The Chinese government is unlikely to approve the deal China's ByteDance has struck with Oracle Corp and Walmart Inc over the future of its video-streaming app TikTok in the United States.

ByteDance has said it will create a US subsidiary partly owned by American majors Oracle and Walmart to pacify the administration of President Donald Trump which had planned to ban TikTok on security grounds.

"It is clear that these articles (terms) extensively show Washington's bullying style and hooligan logic. They hurt China's national security, interests and dignity," said a Global Times report.

The Global Times is a tabloid published by the People's Daily, the official newspaper of China's ruling Communist Party, but does not speak on behalf of the party and government unlike its parent publication.

The article's unidentified author objected to a requirement that four of the five board seats of TikTok Global be occupied by Americans and only one reserved for a Chinese national, as well as the inclusion of a US-approved "national security director".

It also denounced a requirement that ByteDance reveal TikTok's source code to Oracle as part of the latter's stake purchase, as well as the separate management of TikTok from Chinese equivalent Douyin.

"As TikTok and Douyin should have the same source code, this means the US can get to know the operations of Douyin," the editorial continued.

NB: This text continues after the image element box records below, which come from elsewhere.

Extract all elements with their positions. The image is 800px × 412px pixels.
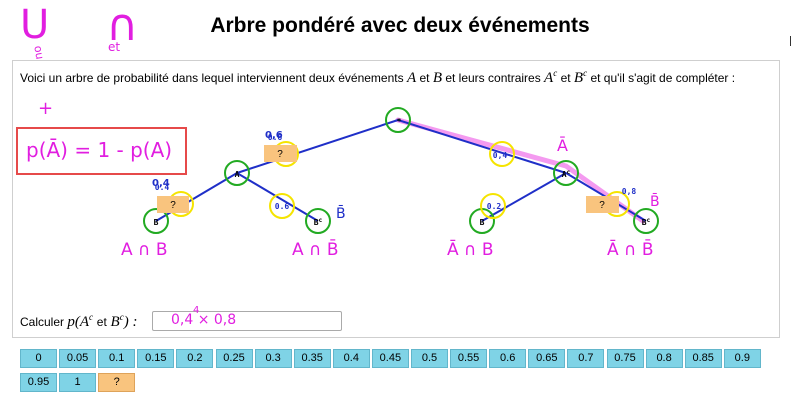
value-tile[interactable]: 0.3 bbox=[254, 349, 292, 368]
weight-bc-given-ac-printed: 0,8 bbox=[622, 187, 637, 196]
answer-input[interactable]: 0,4 × 0,8 4 bbox=[152, 305, 342, 331]
plus-sign: + bbox=[38, 98, 54, 119]
label-et: et bbox=[108, 40, 121, 54]
hw-a-bar: Ā bbox=[557, 136, 568, 155]
edge-a-bc bbox=[236, 172, 319, 222]
calc-expression: p(Ac et Bc) : bbox=[67, 312, 138, 330]
box-a-label: ? bbox=[277, 149, 283, 160]
leaf-a-inter-b: A ∩ B bbox=[121, 240, 168, 260]
value-tile[interactable]: 0.2 bbox=[176, 349, 214, 368]
node-bc-2-label: Bc bbox=[642, 217, 651, 227]
hw-weight-04: 0,4 bbox=[152, 178, 170, 189]
weight-b-given-ac: 0.2 bbox=[487, 202, 502, 211]
value-tile[interactable]: 0.8 bbox=[645, 349, 683, 368]
value-tile[interactable]: 0.05 bbox=[59, 349, 97, 368]
answer-scribble-power: 4 bbox=[193, 305, 200, 316]
node-a-label: A bbox=[235, 170, 240, 179]
value-tile[interactable]: 0.85 bbox=[684, 349, 722, 368]
value-tile[interactable]: ? bbox=[98, 373, 136, 392]
calc-label: Calculer bbox=[20, 315, 65, 329]
value-tile[interactable]: 0.95 bbox=[20, 373, 57, 392]
value-tile[interactable]: 0 bbox=[20, 349, 57, 368]
calc-prompt: Calculer p(Ac et Bc) : bbox=[20, 312, 137, 331]
weight-bc-given-a: 0.6 bbox=[275, 202, 290, 211]
weight-ac-printed: 0,4 bbox=[493, 151, 508, 160]
value-tile[interactable]: 0.5 bbox=[411, 349, 448, 368]
answer-scribble: 0,4 × 0,8 bbox=[171, 312, 237, 328]
edge-ac-b bbox=[481, 172, 567, 222]
value-tile[interactable]: 0.9 bbox=[723, 349, 761, 368]
edge-root-ac bbox=[397, 119, 567, 174]
union-symbol: U bbox=[20, 2, 50, 48]
leaf-abar-inter-b: Ā ∩ B bbox=[447, 240, 494, 260]
box-b-given-a-label: ? bbox=[170, 200, 176, 211]
value-tile[interactable]: 0.4 bbox=[332, 349, 370, 368]
value-tile[interactable]: 0.1 bbox=[98, 349, 136, 368]
box-bc-given-ac-label: ? bbox=[599, 200, 605, 211]
value-tile[interactable]: 1 bbox=[59, 373, 97, 392]
node-b-2-label: B bbox=[480, 218, 485, 227]
value-tile[interactable]: 0.75 bbox=[606, 349, 644, 368]
leaf-abar-inter-bbar: Ā ∩ B̄ bbox=[607, 240, 654, 260]
node-ac-label: Ac bbox=[562, 169, 571, 179]
edge-root-a bbox=[236, 119, 399, 174]
node-bc-1-label: Bc bbox=[314, 217, 323, 227]
hw-weight-06: 0,6 bbox=[265, 130, 283, 141]
root-label: * bbox=[397, 117, 402, 126]
node-b-1-label: B bbox=[154, 218, 159, 227]
value-tile[interactable]: 0.35 bbox=[293, 349, 331, 368]
value-tile[interactable]: 0.25 bbox=[215, 349, 253, 368]
value-tile[interactable]: 0.45 bbox=[371, 349, 409, 368]
value-tile[interactable]: 0.55 bbox=[450, 349, 488, 368]
hw-b-bar-1: B̄ bbox=[336, 206, 346, 222]
value-tile[interactable]: 0.65 bbox=[528, 349, 566, 368]
value-tile[interactable]: 0.6 bbox=[489, 349, 527, 368]
value-tile[interactable]: 0.15 bbox=[137, 349, 175, 368]
leaf-a-inter-bbar: A ∩ B̄ bbox=[292, 240, 339, 260]
complement-formula: p(Ā) = 1 - p(A) bbox=[26, 138, 173, 162]
label-ou: ou bbox=[31, 44, 47, 61]
value-tile[interactable]: 0.7 bbox=[567, 349, 605, 368]
hw-b-bar-2: B̄ bbox=[650, 194, 660, 210]
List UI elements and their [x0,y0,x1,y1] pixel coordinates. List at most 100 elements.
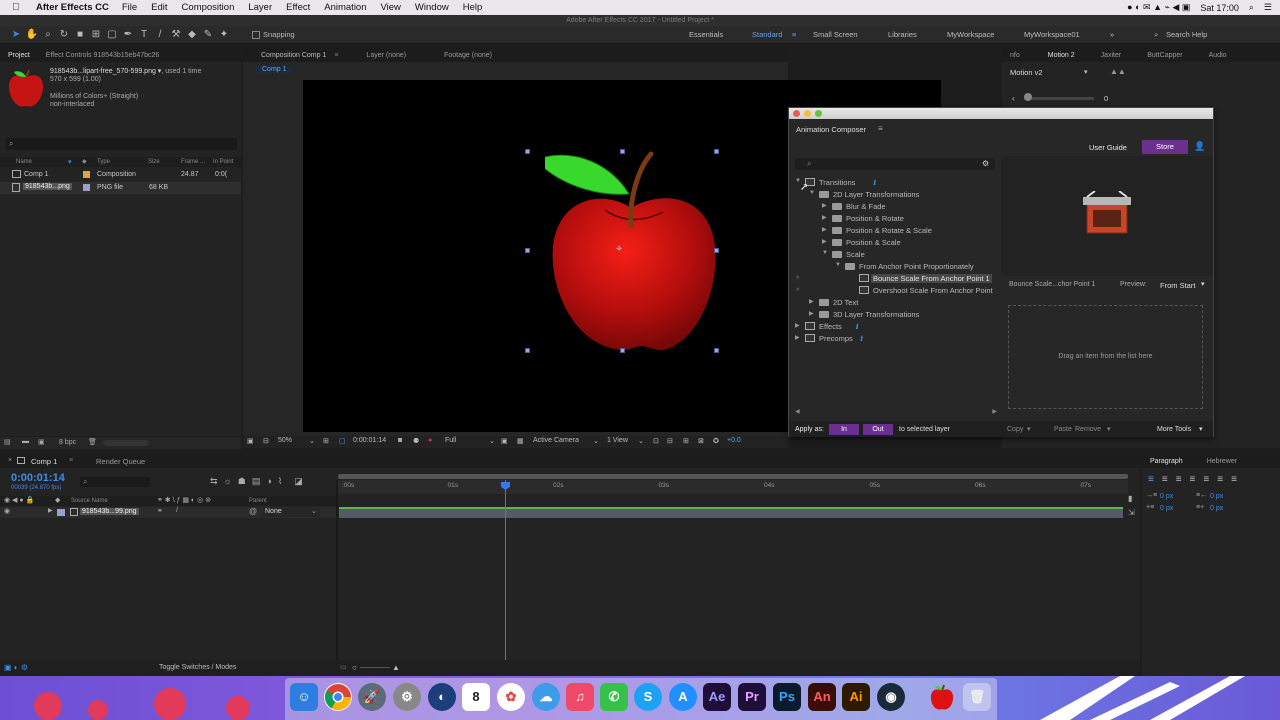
toggle-pixel-icon[interactable]: ⊡ [653,437,659,445]
justify-right-icon[interactable]: ≡ [1217,474,1223,485]
zoom-slider-thumb[interactable]: ○ [352,663,357,672]
magnification-select[interactable]: 50% [278,437,292,444]
always-preview-icon[interactable]: ▣ [247,437,254,445]
trash-icon[interactable]: 🗑 [963,683,991,711]
tab-buttcapper[interactable]: ButtCapper [1139,52,1190,59]
chevron-down-icon[interactable]: ▾ [1084,68,1088,76]
expand-arrow-icon[interactable]: ▶ [809,298,814,305]
notification-icon[interactable]: ☰ [1264,2,1272,13]
tab-jaxiter[interactable]: Jaxiter [1093,52,1130,59]
chevron-down-icon[interactable]: ▾ [1101,424,1117,435]
tree-item[interactable]: ▶ Blur & Fade [789,200,999,212]
tab-info[interactable]: nfo [1002,52,1028,59]
timeline-timecode[interactable]: 0:00:01:14 [11,472,65,484]
launchpad-icon[interactable]: 🚀 [358,683,386,711]
rectangle-tool-icon[interactable]: ▢ [104,28,120,42]
align-right-icon[interactable]: ≡ [1176,474,1182,485]
puppet-tool-icon[interactable]: ✦ [216,28,232,42]
workspace-standard[interactable]: Standard [752,26,782,44]
spotlight-icon[interactable]: ⌕ [1249,2,1254,13]
workspace-overflow-icon[interactable]: » [1110,26,1114,44]
tree-scrollbar[interactable]: ◀ ▶ [795,408,997,416]
zoom-out-icon[interactable]: ▭ [340,663,347,671]
col-name[interactable]: Name [16,159,32,165]
comp-breadcrumb[interactable]: Comp 1 [256,66,293,73]
interpret-footage-icon[interactable]: ▤ [4,438,11,446]
shy-icon[interactable]: ☗ [238,476,246,487]
indent-right-value[interactable]: 0 px [1210,493,1223,500]
brush-tool-icon[interactable]: / [152,28,168,42]
apple-image-icon[interactable] [928,683,956,711]
col-size[interactable]: Size [148,159,160,165]
photoshop-icon[interactable]: Ps [773,683,801,711]
align-left-icon[interactable]: ≡ [1148,474,1154,485]
tab-project[interactable]: Project [0,52,38,59]
more-tools-button[interactable]: More Tools [1151,424,1197,435]
layer-shy-icon[interactable]: ⚭ [157,507,163,515]
type-tool-icon[interactable]: T [136,28,152,42]
chevron-down-icon[interactable]: ⌄ [309,437,315,445]
col-type[interactable]: Type [97,159,110,165]
fast-preview-icon[interactable]: ⊟ [667,437,673,445]
comp-marker-bin-icon[interactable]: ▮ [1128,494,1132,503]
info-icon[interactable]: i [873,178,876,187]
tab-paragraph[interactable]: Paragraph [1142,458,1191,465]
menu-layer[interactable]: Layer [248,2,272,13]
mask-visibility-icon[interactable]: ▢ [339,437,346,445]
scroll-left-icon[interactable]: ◀ [795,408,800,415]
workspace-myworkspace[interactable]: MyWorkspace [947,26,994,44]
layer-switch-icons[interactable]: ⚭ ✱ \ ƒ ▦ ◐ ◎ ⊚ [157,496,211,504]
finder-icon[interactable]: ☺ [290,683,318,711]
apply-in-button[interactable]: In [829,424,859,435]
justify-center-icon[interactable]: ≡ [1203,474,1209,485]
workspace-small-screen[interactable]: Small Screen [813,26,858,44]
animate-icon[interactable]: An [808,683,836,711]
cinema4d-icon[interactable]: ◉ [877,683,905,711]
snapping-checkbox[interactable]: Snapping [252,30,295,39]
align-center-icon[interactable]: ≡ [1162,474,1168,485]
space-after-value[interactable]: 0 px [1210,505,1223,512]
work-area-bar[interactable] [338,474,1128,479]
tab-audio[interactable]: Audio [1201,52,1235,59]
transform-handle[interactable] [714,149,719,154]
playhead-line[interactable] [505,480,506,660]
layer-name[interactable]: 918543b...99.png [80,508,139,515]
illustrator-icon[interactable]: Ai [842,683,870,711]
menu-help[interactable]: Help [463,2,483,13]
tab-effect-controls[interactable]: Effect Controls 918543b15eb47bc26 [38,52,168,59]
menu-window[interactable]: Window [415,2,449,13]
status-icons[interactable]: ● ◐ ✉ ▲ ⌁ ◀ ▣ [1127,2,1190,13]
tree-item[interactable]: ▶ Position & Rotate [789,212,999,224]
close-tab-icon[interactable]: × [8,457,12,464]
workspace-menu-icon[interactable]: ≡ [792,26,796,44]
favorite-star-icon[interactable]: ★ [795,274,800,281]
tab-menu-icon[interactable]: ≡ [69,457,73,464]
tree-item[interactable]: ▼ Scale [789,248,999,260]
workspace-essentials[interactable]: Essentials [689,26,723,44]
tree-item[interactable]: ▼ 2D Layer Transformations [789,188,999,200]
tree-item[interactable]: ★ Overshoot Scale From Anchor Point [789,284,999,296]
region-of-interest-icon[interactable]: ▣ [501,437,508,445]
slider-value[interactable]: 0 [1104,94,1108,103]
chevron-down-icon[interactable]: ▾ [1021,424,1037,435]
chevron-left-icon[interactable]: ‹ [1012,94,1015,103]
expand-arrow-icon[interactable]: ▶ [795,322,800,329]
comp-button-icon[interactable]: ⇲ [1128,508,1135,517]
pen-tool-icon[interactable]: ✒ [120,28,136,42]
transform-handle[interactable] [620,348,625,353]
pick-whip-icon[interactable]: @ [249,507,257,516]
graph-icon[interactable]: ◪ [294,476,303,487]
layer-row[interactable]: ◉ ▶ 918543b...99.png ⚭ / @ None ⌄ [0,507,336,518]
minimize-window-icon[interactable] [804,110,811,117]
search-help[interactable]: Search Help [1166,26,1207,44]
project-row[interactable]: Comp 1 Composition 24.87 0:0( [0,169,241,181]
indent-left-value[interactable]: 0 px [1160,493,1173,500]
resolution-select[interactable]: Full [445,437,456,444]
workspace-libraries[interactable]: Libraries [888,26,917,44]
chevron-down-icon[interactable]: ⌄ [489,437,495,445]
new-folder-icon[interactable]: ▬ [22,438,29,445]
snapshot-icon[interactable]: ◙ [398,437,402,444]
col-source-name[interactable]: Source Name [71,498,108,504]
tree-item[interactable]: ▶ Position & Scale [789,236,999,248]
trash-icon[interactable]: 🗑 [88,438,97,446]
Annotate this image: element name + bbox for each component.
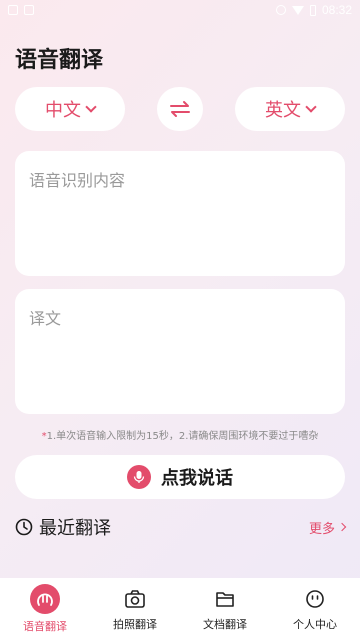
target-language-label: 英文 bbox=[265, 100, 301, 121]
source-text-area[interactable]: 语音识别内容 bbox=[15, 151, 345, 276]
chevron-right-icon bbox=[337, 522, 347, 532]
camera-icon bbox=[122, 586, 148, 612]
bottom-tab-bar: 语音翻译 拍照翻译 文档翻译 个人中心 bbox=[0, 578, 360, 640]
download-icon bbox=[24, 5, 34, 15]
status-right: 08:32 bbox=[275, 3, 352, 17]
target-language-button[interactable]: 英文 bbox=[235, 87, 345, 131]
tab-profile[interactable]: 个人中心 bbox=[270, 578, 360, 640]
tab-voice-translate-label: 语音翻译 bbox=[23, 620, 67, 633]
source-language-label: 中文 bbox=[45, 100, 81, 121]
status-bar: 08:32 bbox=[0, 0, 360, 20]
clock-icon bbox=[15, 518, 33, 536]
speak-button-label: 点我说话 bbox=[161, 468, 233, 489]
swap-languages-button[interactable] bbox=[157, 87, 203, 131]
notification-icon bbox=[8, 5, 18, 15]
recent-title-group: 最近翻译 bbox=[15, 514, 111, 540]
dnd-icon bbox=[275, 5, 286, 15]
translation-placeholder: 译文 bbox=[29, 309, 62, 328]
tip-text: 1.单次语音输入限制为15秒，2.请确保周围环境不要过于嘈杂 bbox=[46, 431, 319, 442]
microphone-icon bbox=[127, 465, 151, 489]
tab-voice-translate[interactable]: 语音翻译 bbox=[0, 578, 90, 640]
folder-icon bbox=[212, 586, 238, 612]
translation-text-area[interactable]: 译文 bbox=[15, 289, 345, 414]
smiley-icon bbox=[302, 586, 328, 612]
tab-document-translate[interactable]: 文档翻译 bbox=[180, 578, 270, 640]
source-placeholder: 语音识别内容 bbox=[29, 171, 126, 190]
status-left bbox=[8, 5, 34, 15]
recent-header: 最近翻译 更多 bbox=[15, 514, 347, 540]
speak-button[interactable]: 点我说话 bbox=[15, 455, 345, 499]
more-label: 更多 bbox=[308, 521, 335, 537]
battery-icon bbox=[309, 4, 316, 16]
voice-translate-icon bbox=[30, 584, 60, 614]
tab-photo-translate-label: 拍照翻译 bbox=[113, 618, 157, 631]
tab-document-translate-label: 文档翻译 bbox=[203, 618, 247, 631]
more-link[interactable]: 更多 bbox=[308, 518, 347, 537]
usage-tip: *1.单次语音输入限制为15秒，2.请确保周围环境不要过于嘈杂 bbox=[0, 427, 360, 442]
tab-photo-translate[interactable]: 拍照翻译 bbox=[90, 578, 180, 640]
page-title: 语音翻译 bbox=[15, 48, 104, 73]
wifi-icon bbox=[291, 5, 304, 15]
chevron-down-icon bbox=[85, 100, 97, 113]
tab-profile-label: 个人中心 bbox=[293, 618, 337, 631]
source-language-button[interactable]: 中文 bbox=[15, 87, 125, 131]
recent-title: 最近翻译 bbox=[39, 518, 111, 539]
status-time: 08:32 bbox=[321, 3, 352, 17]
swap-arrows-icon bbox=[170, 101, 190, 117]
chevron-down-icon bbox=[305, 100, 317, 113]
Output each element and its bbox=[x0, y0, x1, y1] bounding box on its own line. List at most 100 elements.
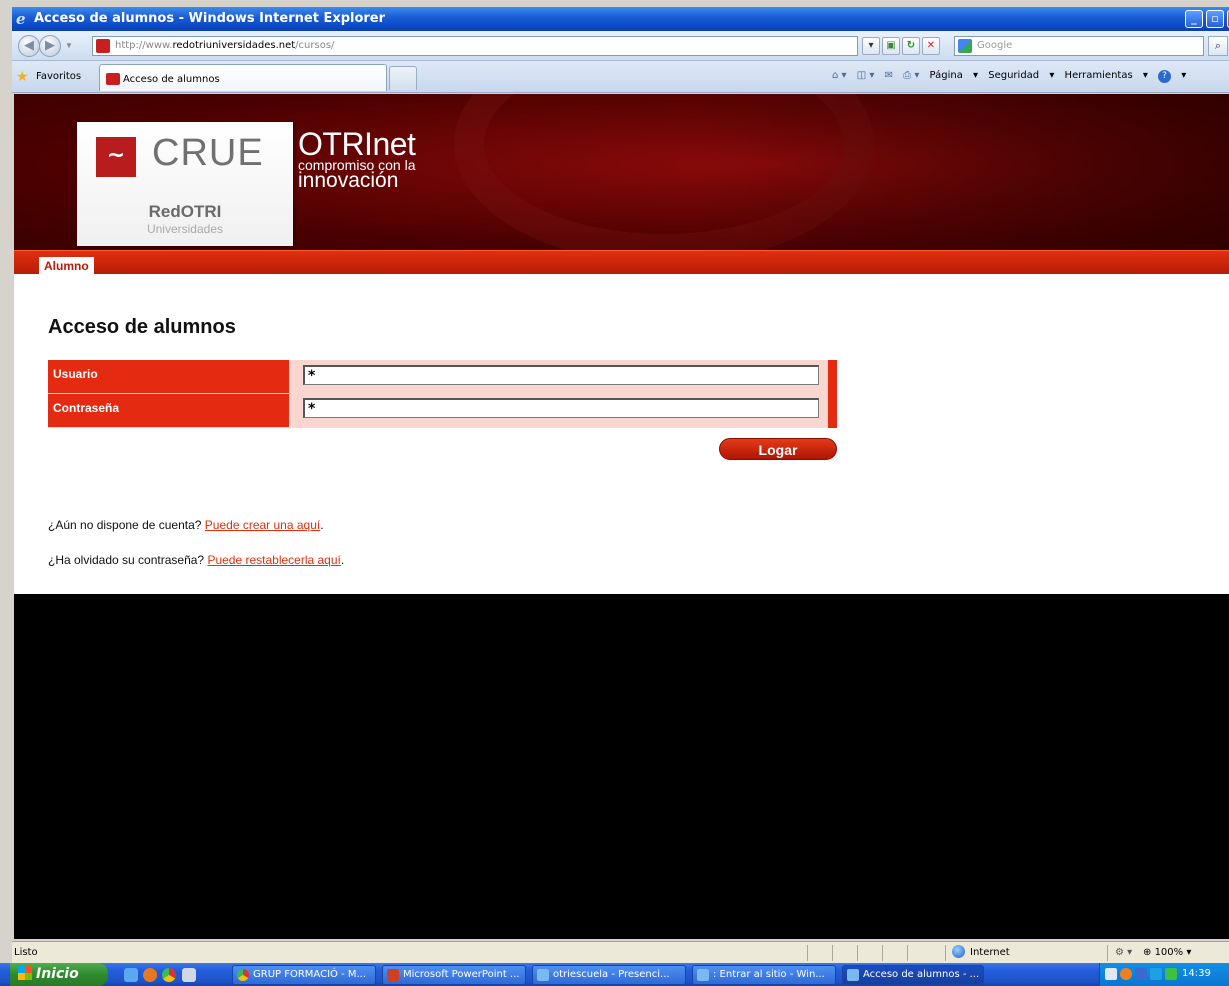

"If the reorganisation of TikTok under US manipulation becomes a model, it means once any successful Chinese company expands its business to the US and becomes competitive, it will be targeted by the US and turned into a US-controlled company via trickery and coercion, which eventually serves only US interests," the author wrote.

ByteDance and Oracle have announced they had reached a deal that would satisfy Trump's call for TikTok to be sold to an American buyer or face shutdown in the United States.

However, both sides have framed the deal differently in public statements.

ByteDance has said TikTok Global will be its subsidiary of which it will own 80%, while Oracle has said the former's ownership would be distributed to its investors, many of which are US-based and that the Beijing-based firm itself would have no stake in TikTok Global.